Denn sie wissen, dass die Bilder von Protesten aus Athen viele abgeschreckt haben. Wer sich von den Nachrichten über die Eurokrise von einer Reise nach Griechenland abhalten lässt, ist selbst schuld: Es ist billiger, weniger voll, und der Service ist besser denn je.
„Die geben sich jetzt noch mehr Mühe“, sagt Andrea Lentge aus Hamburg, die gerade ihren letzten Urlaubstag am Pool vom „Creta Maris“ in Chersonissos verbringt. „Wir haben erst drei Wochen vorher gebucht und noch einen Frühbucherrabatt bekommen. Und dann haben die sich heute Morgen an der Rezeption sogar nochmal ganz herzlich bei uns bedankt, dass wir gekommen sind.“ Dabei ist es kein Wunder, dass die Griechen eine Charme-Offensive gestartet haben: Denn die deutschen Urlauber bleiben aus.
Das merken auch die Gäste auf Kreta: „Wir hatten das Gefühl, dass wir die einzigen Deutschen im Hotel sind“, erzählt Andrea Hielscher aus Offenburg. Hoteliers wie Nikos Vlassiadis haben darauf reagiert. „Wir wissen, dass Griechenland durch die Proteste ein schlechtes Image bekommen hat. Und wir tun alles, um dieses Image wieder zu verbessern.“
Als die ersten Urlauber Anfang April vor dem Hotel aus dem Bus stiegen, wurden sie von einem Empfangskomitee mit Tänzern, Musikern und Animateuren begrüßt. Zu Ostern wurden abends zehn Lämmer am Spieß gegrillt. Und natürlich bieten auch sie täglich Sonderrabatte - ein Standardzimmer in dem Vier-Sterne-Hotel zum Beispiel für 119 statt 188 Euro, das sind fast 37 Prozent weniger. Und seit diesem Jahr sind alle Preise „all inclusive“.
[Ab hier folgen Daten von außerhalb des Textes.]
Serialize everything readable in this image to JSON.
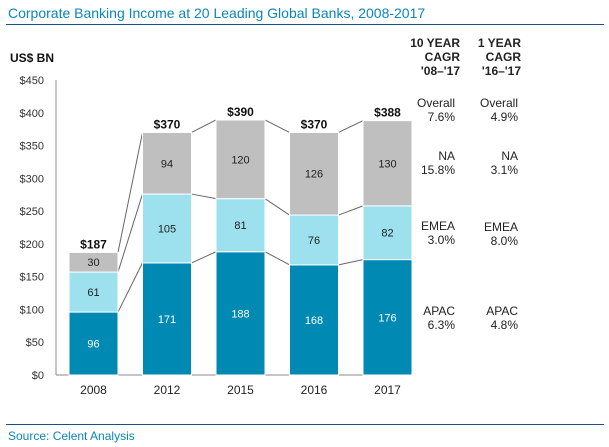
{
  "title": "Corporate Banking Income at 20 Leading Global Banks, 2008-2017",
  "source": "Source: Celent Analysis",
  "chart_data": {
    "type": "bar",
    "stacked": true,
    "ylabel": "US$ BN",
    "ylim": [
      0,
      450
    ],
    "yticks": [
      "$0",
      "$50",
      "$100",
      "$150",
      "$200",
      "$250",
      "$300",
      "$350",
      "$400",
      "$450"
    ],
    "categories": [
      "2008",
      "2012",
      "2015",
      "2016",
      "2017"
    ],
    "series": [
      {
        "key": "APAC",
        "values": [
          96,
          171,
          188,
          168,
          176
        ],
        "color": "#0089b3",
        "label_color": "#ffffff"
      },
      {
        "key": "EMEA",
        "values": [
          61,
          105,
          81,
          76,
          82
        ],
        "color": "#9de0ee",
        "label_color": "#222222"
      },
      {
        "key": "NA",
        "values": [
          30,
          94,
          120,
          126,
          130
        ],
        "color": "#bfbfbf",
        "label_color": "#222222"
      }
    ],
    "totals": [
      "$187",
      "$370",
      "$390",
      "$370",
      "$388"
    ],
    "grid": false,
    "connectors": true
  },
  "cagr": {
    "columns": [
      {
        "header": [
          "10 YEAR",
          "CAGR",
          "'08–'17"
        ],
        "rows": [
          [
            "Overall",
            "7.6%"
          ],
          [
            "NA",
            "15.8%"
          ],
          [
            "EMEA",
            "3.0%"
          ],
          [
            "APAC",
            "6.3%"
          ]
        ]
      },
      {
        "header": [
          "1 YEAR",
          "CAGR",
          "'16–'17"
        ],
        "rows": [
          [
            "Overall",
            "4.9%"
          ],
          [
            "NA",
            "3.1%"
          ],
          [
            "EMEA",
            "8.0%"
          ],
          [
            "APAC",
            "4.8%"
          ]
        ]
      }
    ]
  }
}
Der Erfolg solcher Aktionen lässt noch auf sich warten. Es ist insgesamt wenig los auf Kreta. Für Touristen hat das aber auch eine gute Seite: Sie werden zum Beispiel im Restaurant flott bedient. Etwa im „Acropolis“, das der 70 Jahre alte Wirt Marinos betreibt. Alle zehn Minuten fragt ein Kellner, ob alles in Ordnung ist, und ein kleiner Wink genügt, um das nächste Getränk zu ordern.
Das Beste aber ist: Es gibt keine überfüllten Strände. Malia etwa, ein paar Buchten weiter von Chersonissos aus, ist normalerweise ein gut besuchter Urlaubsort. Jetzt reihen sich auf dem feinen Sand gelbe, grüne und blaue Liegen und Schirme fein säuberlich aneinander. Ein Traum, dürften sich Urlauber sagen, die nicht unbedingt auf Rummel stehen: So viel Platz hatten sie hier lange nicht.
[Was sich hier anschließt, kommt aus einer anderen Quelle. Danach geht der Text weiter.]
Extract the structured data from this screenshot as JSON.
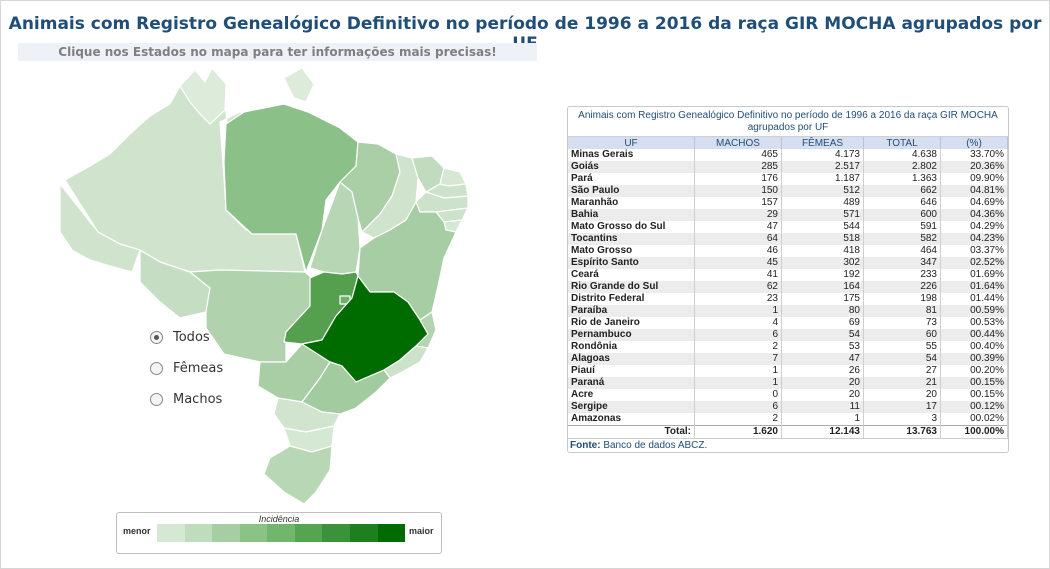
{
  "title": "Animais com Registro Genealógico Definitivo no período de 1996 a 2016 da raça GIR MOCHA agrupados por UF",
  "hint": "Clique nos Estados no mapa para ter informações mais precisas!",
  "radios": [
    {
      "label": "Todos",
      "checked": true
    },
    {
      "label": "Fêmeas",
      "checked": false
    },
    {
      "label": "Machos",
      "checked": false
    }
  ],
  "legend": {
    "title": "Incidência",
    "min": "menor",
    "max": "maior",
    "colors": [
      "#d5e8d4",
      "#bfdcbd",
      "#a5cfa2",
      "#8bc285",
      "#72b56c",
      "#55a450",
      "#3a923a",
      "#1e7f1e",
      "#006c00"
    ]
  },
  "table": {
    "caption": "Animais com Registro Genealógico Definitivo no período de 1996 a 2016 da raça GIR MOCHA agrupados por UF",
    "headers": [
      "UF",
      "MACHOS",
      "FÊMEAS",
      "TOTAL",
      "(%)"
    ],
    "rows": [
      [
        "Minas Gerais",
        "465",
        "4.173",
        "4.638",
        "33.70%"
      ],
      [
        "Goiás",
        "285",
        "2.517",
        "2.802",
        "20.36%"
      ],
      [
        "Pará",
        "176",
        "1.187",
        "1.363",
        "09.90%"
      ],
      [
        "São Paulo",
        "150",
        "512",
        "662",
        "04.81%"
      ],
      [
        "Maranhão",
        "157",
        "489",
        "646",
        "04.69%"
      ],
      [
        "Bahia",
        "29",
        "571",
        "600",
        "04.36%"
      ],
      [
        "Mato Grosso do Sul",
        "47",
        "544",
        "591",
        "04.29%"
      ],
      [
        "Tocantins",
        "64",
        "518",
        "582",
        "04.23%"
      ],
      [
        "Mato Grosso",
        "46",
        "418",
        "464",
        "03.37%"
      ],
      [
        "Espírito Santo",
        "45",
        "302",
        "347",
        "02.52%"
      ],
      [
        "Ceará",
        "41",
        "192",
        "233",
        "01.69%"
      ],
      [
        "Rio Grande do Sul",
        "62",
        "164",
        "226",
        "01.64%"
      ],
      [
        "Distrito Federal",
        "23",
        "175",
        "198",
        "01.44%"
      ],
      [
        "Paraíba",
        "1",
        "80",
        "81",
        "00.59%"
      ],
      [
        "Rio de Janeiro",
        "4",
        "69",
        "73",
        "00.53%"
      ],
      [
        "Pernambuco",
        "6",
        "54",
        "60",
        "00.44%"
      ],
      [
        "Rondônia",
        "2",
        "53",
        "55",
        "00.40%"
      ],
      [
        "Alagoas",
        "7",
        "47",
        "54",
        "00.39%"
      ],
      [
        "Piauí",
        "1",
        "26",
        "27",
        "00.20%"
      ],
      [
        "Paraná",
        "1",
        "20",
        "21",
        "00.15%"
      ],
      [
        "Acre",
        "0",
        "20",
        "20",
        "00.15%"
      ],
      [
        "Sergipe",
        "6",
        "11",
        "17",
        "00.12%"
      ],
      [
        "Amazonas",
        "2",
        "1",
        "3",
        "00.02%"
      ]
    ],
    "total": [
      "Total:",
      "1.620",
      "12.143",
      "13.763",
      "100.00%"
    ],
    "source_label": "Fonte:",
    "source_text": "Banco de dados ABCZ."
  },
  "map_colors": {
    "AM": "#cfe3cd",
    "RR": "#dcebda",
    "AP": "#dcebda",
    "PA": "#8cc089",
    "AC": "#cfe3cd",
    "RO": "#c5dec3",
    "MT": "#b0d2ad",
    "TO": "#b7d6b4",
    "MA": "#aacfa7",
    "PI": "#cfe3cd",
    "CE": "#c1dbbf",
    "RN": "#d5e8d4",
    "PB": "#cde2cb",
    "PE": "#cde2cb",
    "AL": "#cde2cb",
    "SE": "#d5e8d4",
    "BA": "#a7cda4",
    "GO": "#55a04f",
    "DF": "#6fb06a",
    "MS": "#a9cea6",
    "MG": "#006c00",
    "ES": "#b4d4b1",
    "RJ": "#cde2cb",
    "SP": "#a3cba0",
    "PR": "#d0e4ce",
    "SC": "#d5e8d4",
    "RS": "#b8d7b5"
  }
}
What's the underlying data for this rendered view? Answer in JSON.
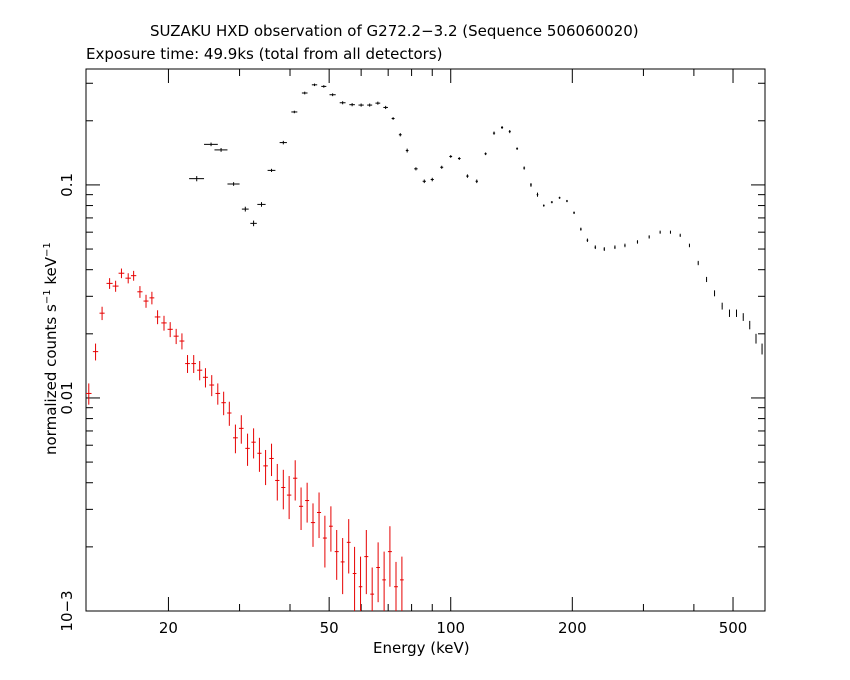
{
  "chart_data": {
    "type": "scatter",
    "title": "SUZAKU HXD observation of G272.2−3.2 (Sequence 506060020)",
    "subtitle": "Exposure time: 49.9ks (total from all detectors)",
    "xlabel": "Energy (keV)",
    "ylabel": {
      "part1": "normalized counts s",
      "sup1": "−1",
      "part2": " keV",
      "sup2": "−1"
    },
    "x_scale": "log",
    "y_scale": "log",
    "xlim": [
      12.5,
      600
    ],
    "ylim": [
      0.001,
      0.35
    ],
    "x_ticks": [
      {
        "value": 20,
        "label": "20"
      },
      {
        "value": 50,
        "label": "50"
      },
      {
        "value": 100,
        "label": "100"
      },
      {
        "value": 200,
        "label": "200"
      },
      {
        "value": 500,
        "label": "500"
      }
    ],
    "y_ticks": [
      {
        "value": 0.001,
        "label": "10−3"
      },
      {
        "value": 0.01,
        "label": "0.01"
      },
      {
        "value": 0.1,
        "label": "0.1"
      }
    ],
    "series": [
      {
        "color": "#000000",
        "x": [
          23.5,
          25.5,
          27.0,
          29.0,
          31.0,
          32.5,
          34.0,
          36.0,
          38.5,
          41.0,
          43.5,
          46.0,
          48.5,
          51.0,
          54.0,
          57.0,
          60.0,
          63.0,
          66.0,
          69.0,
          72.0,
          75.0,
          78.0,
          82.0,
          86.0,
          90.0,
          95.0,
          100.0,
          105.0,
          110.0,
          116.0,
          122.0,
          128.0,
          134.0,
          140.0,
          146.0,
          152.0,
          158.0,
          164.0,
          170.0,
          178.0,
          186.0,
          194.0,
          202.0,
          210.0,
          218.0,
          228.0,
          240.0,
          255.0,
          270.0,
          290.0,
          310.0,
          330.0,
          350.0,
          370.0,
          390.0,
          410.0,
          430.0,
          450.0,
          470.0,
          490.0,
          510.0,
          530.0,
          550.0,
          570.0,
          590.0
        ],
        "y": [
          0.107,
          0.155,
          0.146,
          0.101,
          0.077,
          0.066,
          0.081,
          0.117,
          0.158,
          0.22,
          0.27,
          0.295,
          0.29,
          0.265,
          0.243,
          0.238,
          0.237,
          0.237,
          0.242,
          0.231,
          0.205,
          0.172,
          0.145,
          0.119,
          0.104,
          0.106,
          0.121,
          0.136,
          0.133,
          0.11,
          0.104,
          0.14,
          0.175,
          0.186,
          0.178,
          0.148,
          0.12,
          0.1,
          0.09,
          0.08,
          0.083,
          0.087,
          0.084,
          0.074,
          0.062,
          0.055,
          0.051,
          0.05,
          0.051,
          0.052,
          0.054,
          0.057,
          0.06,
          0.06,
          0.058,
          0.052,
          0.043,
          0.036,
          0.031,
          0.027,
          0.025,
          0.025,
          0.024,
          0.022,
          0.019,
          0.017
        ],
        "xerr": [
          1.0,
          1.0,
          1.0,
          1.0,
          0.6,
          0.6,
          0.8,
          0.8,
          0.8,
          0.7,
          0.7,
          0.7,
          0.7,
          0.9,
          0.9,
          0.9,
          0.9,
          0.9,
          0.9,
          0.9,
          0.6,
          0.6,
          0.6,
          0.8,
          0.8,
          0.8,
          0.8,
          0.8,
          0.8,
          0.8,
          0.8,
          0.8,
          0.8,
          0.8,
          0.8,
          0.8,
          0.8,
          0.8,
          0.8,
          0.8,
          1.0,
          1.0,
          1.0,
          1.0,
          1.0,
          1.0,
          1.0,
          1.0,
          1.0,
          1.0,
          1.0,
          1.0,
          1.0,
          1.0,
          1.0,
          1.0,
          1.0,
          1.0,
          1.0,
          1.0,
          1.0,
          1.0,
          1.0,
          1.0,
          1.0,
          1.0
        ],
        "yerr": [
          0.003,
          0.003,
          0.003,
          0.002,
          0.002,
          0.002,
          0.002,
          0.002,
          0.003,
          0.003,
          0.004,
          0.004,
          0.004,
          0.004,
          0.004,
          0.004,
          0.004,
          0.004,
          0.004,
          0.004,
          0.003,
          0.003,
          0.003,
          0.002,
          0.002,
          0.002,
          0.002,
          0.002,
          0.002,
          0.002,
          0.002,
          0.002,
          0.003,
          0.003,
          0.003,
          0.002,
          0.002,
          0.002,
          0.002,
          0.001,
          0.001,
          0.001,
          0.001,
          0.001,
          0.001,
          0.001,
          0.001,
          0.001,
          0.001,
          0.001,
          0.001,
          0.001,
          0.001,
          0.001,
          0.001,
          0.001,
          0.001,
          0.001,
          0.001,
          0.001,
          0.001,
          0.001,
          0.001,
          0.001,
          0.001,
          0.001
        ]
      },
      {
        "color": "#e60000",
        "x": [
          12.7,
          13.2,
          13.7,
          14.3,
          14.8,
          15.3,
          15.9,
          16.4,
          17.0,
          17.6,
          18.2,
          18.8,
          19.5,
          20.2,
          20.9,
          21.6,
          22.3,
          23.1,
          23.9,
          24.7,
          25.6,
          26.5,
          27.4,
          28.3,
          29.3,
          30.3,
          31.4,
          32.5,
          33.6,
          34.8,
          36.0,
          37.2,
          38.5,
          39.8,
          41.2,
          42.6,
          44.1,
          45.6,
          47.2,
          48.8,
          50.5,
          52.2,
          54.0,
          55.9,
          57.8,
          59.8,
          61.8,
          63.9,
          66.1,
          68.4,
          70.7,
          73.2,
          75.7
        ],
        "y": [
          0.0105,
          0.0165,
          0.025,
          0.0345,
          0.0335,
          0.0385,
          0.0365,
          0.0375,
          0.0315,
          0.0285,
          0.0295,
          0.024,
          0.0225,
          0.021,
          0.0195,
          0.0185,
          0.0145,
          0.0145,
          0.0135,
          0.0125,
          0.0115,
          0.0105,
          0.0095,
          0.0085,
          0.0065,
          0.0072,
          0.0058,
          0.0062,
          0.0055,
          0.0048,
          0.0052,
          0.0041,
          0.0038,
          0.0035,
          0.0042,
          0.0031,
          0.0033,
          0.0026,
          0.0029,
          0.0022,
          0.0025,
          0.0019,
          0.0017,
          0.0021,
          0.0015,
          0.0013,
          0.0018,
          0.0012,
          0.0016,
          0.0014,
          0.0019,
          0.0013,
          0.0014
        ],
        "xerr": [
          0.2,
          0.2,
          0.2,
          0.25,
          0.25,
          0.25,
          0.25,
          0.25,
          0.25,
          0.25,
          0.25,
          0.3,
          0.3,
          0.3,
          0.3,
          0.3,
          0.3,
          0.3,
          0.35,
          0.35,
          0.35,
          0.35,
          0.35,
          0.35,
          0.4,
          0.4,
          0.4,
          0.4,
          0.4,
          0.45,
          0.45,
          0.45,
          0.45,
          0.5,
          0.5,
          0.5,
          0.5,
          0.55,
          0.55,
          0.55,
          0.55,
          0.6,
          0.6,
          0.6,
          0.6,
          0.6,
          0.7,
          0.7,
          0.7,
          0.7,
          0.8,
          0.8,
          0.8
        ],
        "yerr": [
          0.0012,
          0.0015,
          0.0018,
          0.002,
          0.002,
          0.002,
          0.002,
          0.002,
          0.002,
          0.002,
          0.002,
          0.0018,
          0.0018,
          0.0017,
          0.0016,
          0.0016,
          0.0014,
          0.0014,
          0.0014,
          0.0013,
          0.0013,
          0.0012,
          0.0012,
          0.0011,
          0.001,
          0.0011,
          0.001,
          0.001,
          0.001,
          0.0009,
          0.0009,
          0.0008,
          0.0008,
          0.0008,
          0.0009,
          0.0007,
          0.0007,
          0.0006,
          0.0007,
          0.0006,
          0.0006,
          0.0005,
          0.0005,
          0.0006,
          0.0005,
          0.0005,
          0.0006,
          0.0004,
          0.0005,
          0.0005,
          0.0006,
          0.0004,
          0.0004
        ]
      }
    ]
  }
}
Ein Stück entfernt steht Manos Prinaris vor den Tretbooten, die er verleiht. Er ist sofort zur Stelle, sobald sich jemand seinem Stand nähert, und nimmt sich Zeit für einen kleinen Plausch. „Es ist ja eh nicht viel los“, sagt er und deutet um sich. In den Hotels in der Bucht seien normalerweise viele Deutsche. In diesem Jahr hätten viele erst später als sonst eröffnen können, weil die Gäste nicht kamen. „Die haben alle Angst, wegen der schlechten Nachrichten von hier, ist doch klar.“ Dabei hätten Urlauber hier nichts zu befürchten. „Wir sind ganz freundlich, wirklich.“
Eine Bucht weiter sitzt Kapitän Angelos Kypreos vor seinem Ausflugsboot im Hafen. Geduldig zeigt er einigen Urlaubern, was es auf der Insel so alles zu sehen gibt. Er hat auch viel Zeit. „Diese Saison ist schlecht, keiner kommt“, sagt der 60-Jährige. „Manche denken, hier sei Krieg oder sowas.“ Was macht er also? Sonderangebote. Normalerweise kostet ein Tagestrip bei ihm 20 Euro, jetzt ist der Preis Verhandlungssache.
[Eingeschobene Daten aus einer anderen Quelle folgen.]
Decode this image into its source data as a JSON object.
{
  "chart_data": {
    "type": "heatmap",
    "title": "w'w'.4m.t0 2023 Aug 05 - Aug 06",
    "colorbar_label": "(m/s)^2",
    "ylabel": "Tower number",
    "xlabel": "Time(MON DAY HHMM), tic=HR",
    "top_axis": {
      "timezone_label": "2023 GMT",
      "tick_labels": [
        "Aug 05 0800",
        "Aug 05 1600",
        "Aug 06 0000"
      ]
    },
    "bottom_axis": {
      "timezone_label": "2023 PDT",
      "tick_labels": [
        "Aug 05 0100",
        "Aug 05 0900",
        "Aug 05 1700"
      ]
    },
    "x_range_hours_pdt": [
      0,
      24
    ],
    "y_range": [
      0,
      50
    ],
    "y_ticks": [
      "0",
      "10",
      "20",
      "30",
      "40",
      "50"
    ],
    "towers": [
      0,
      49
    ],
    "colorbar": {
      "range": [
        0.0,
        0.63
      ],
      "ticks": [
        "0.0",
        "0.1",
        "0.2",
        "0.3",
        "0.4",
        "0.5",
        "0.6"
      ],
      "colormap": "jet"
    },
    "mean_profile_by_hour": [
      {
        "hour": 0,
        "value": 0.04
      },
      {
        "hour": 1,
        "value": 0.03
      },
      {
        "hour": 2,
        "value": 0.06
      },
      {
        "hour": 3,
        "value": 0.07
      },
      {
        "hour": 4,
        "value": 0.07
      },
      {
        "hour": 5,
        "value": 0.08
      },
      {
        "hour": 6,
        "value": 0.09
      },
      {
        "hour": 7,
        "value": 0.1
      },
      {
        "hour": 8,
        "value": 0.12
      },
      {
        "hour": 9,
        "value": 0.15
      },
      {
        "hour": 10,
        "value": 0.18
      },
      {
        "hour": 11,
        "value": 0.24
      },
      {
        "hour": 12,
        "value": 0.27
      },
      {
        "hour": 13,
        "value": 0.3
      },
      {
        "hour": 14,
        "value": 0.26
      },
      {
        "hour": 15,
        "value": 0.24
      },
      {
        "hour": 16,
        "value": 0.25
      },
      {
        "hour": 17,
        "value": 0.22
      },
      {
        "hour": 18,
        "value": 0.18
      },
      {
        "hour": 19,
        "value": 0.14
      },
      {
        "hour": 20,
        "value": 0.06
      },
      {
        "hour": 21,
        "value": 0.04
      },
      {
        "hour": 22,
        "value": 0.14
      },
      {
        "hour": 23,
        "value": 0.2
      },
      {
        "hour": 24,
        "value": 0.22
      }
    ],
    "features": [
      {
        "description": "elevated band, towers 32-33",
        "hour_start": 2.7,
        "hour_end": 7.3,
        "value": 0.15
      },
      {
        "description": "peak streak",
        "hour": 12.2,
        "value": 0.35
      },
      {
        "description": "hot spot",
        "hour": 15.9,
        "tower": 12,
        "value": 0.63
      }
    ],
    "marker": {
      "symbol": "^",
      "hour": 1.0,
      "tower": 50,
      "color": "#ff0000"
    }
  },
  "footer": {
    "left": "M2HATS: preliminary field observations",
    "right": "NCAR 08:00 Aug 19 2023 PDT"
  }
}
Beide wissen: Viele Deutsche haben immer noch die Bilder aus Athen von Protesten gegen die Sparauflagen der EU im Kopf. Diese Einsparungen hatte auch die deutsche Politik vehement eingefordert. Das führte dazu, dass in Athen deutsche Fahnen verbrannt wurden. Einige dürften sich daher fragen: Kann man als Deutscher jetzt noch bedenkenlos Urlaub machen in Griechenland? „Auf jeden Fall“, sagt Andrea Lentge. Wird man da denn als Deutscher nicht schief angesehen? „Überhaupt nicht“, ergänzt ihre Tochter Denise.
Einigen haben die Nachrichten über die anstehenden Neuwahlen und die drohende Staatspleite aber zu denken gegeben, zum Beispiel Matthias Knopf aus Offenburg. „Als ich gehört hab, dass die jetzt anfangen, haufenweise Euros abzuheben, hab ich schon gedacht: Na, das kann ja heiter werden.“ Und im Juni, nach den Neuwahlen, würde er keinen Urlaub mehr hier machen wollen. Dann sei es ihm zu riskant, dass die Griechen ihm den Urlaub vermiesen, indem sie wieder anfangen zu protestieren oder zu streiken.
Außerhalb der Hotels ist die Krise aber auch auf einer Ferieninsel wie Kreta zu sehen. Es ist wiederum ein gelbes Schild, das auf sie hindeutet: „Zu vermieten“ steht darauf. In Heraklion hängt es inzwischen in den Schaufenstern vieler Geschäfte. „Die kleinen Unternehmer sind alle fertig“, sagt Ladeninhaber Nikos Gonianakis. Wer auf Kreta shoppen geht, sieht die Spuren der Krise. Die Wut der Griechen über sie bekommen die Urlauber aber nicht ab.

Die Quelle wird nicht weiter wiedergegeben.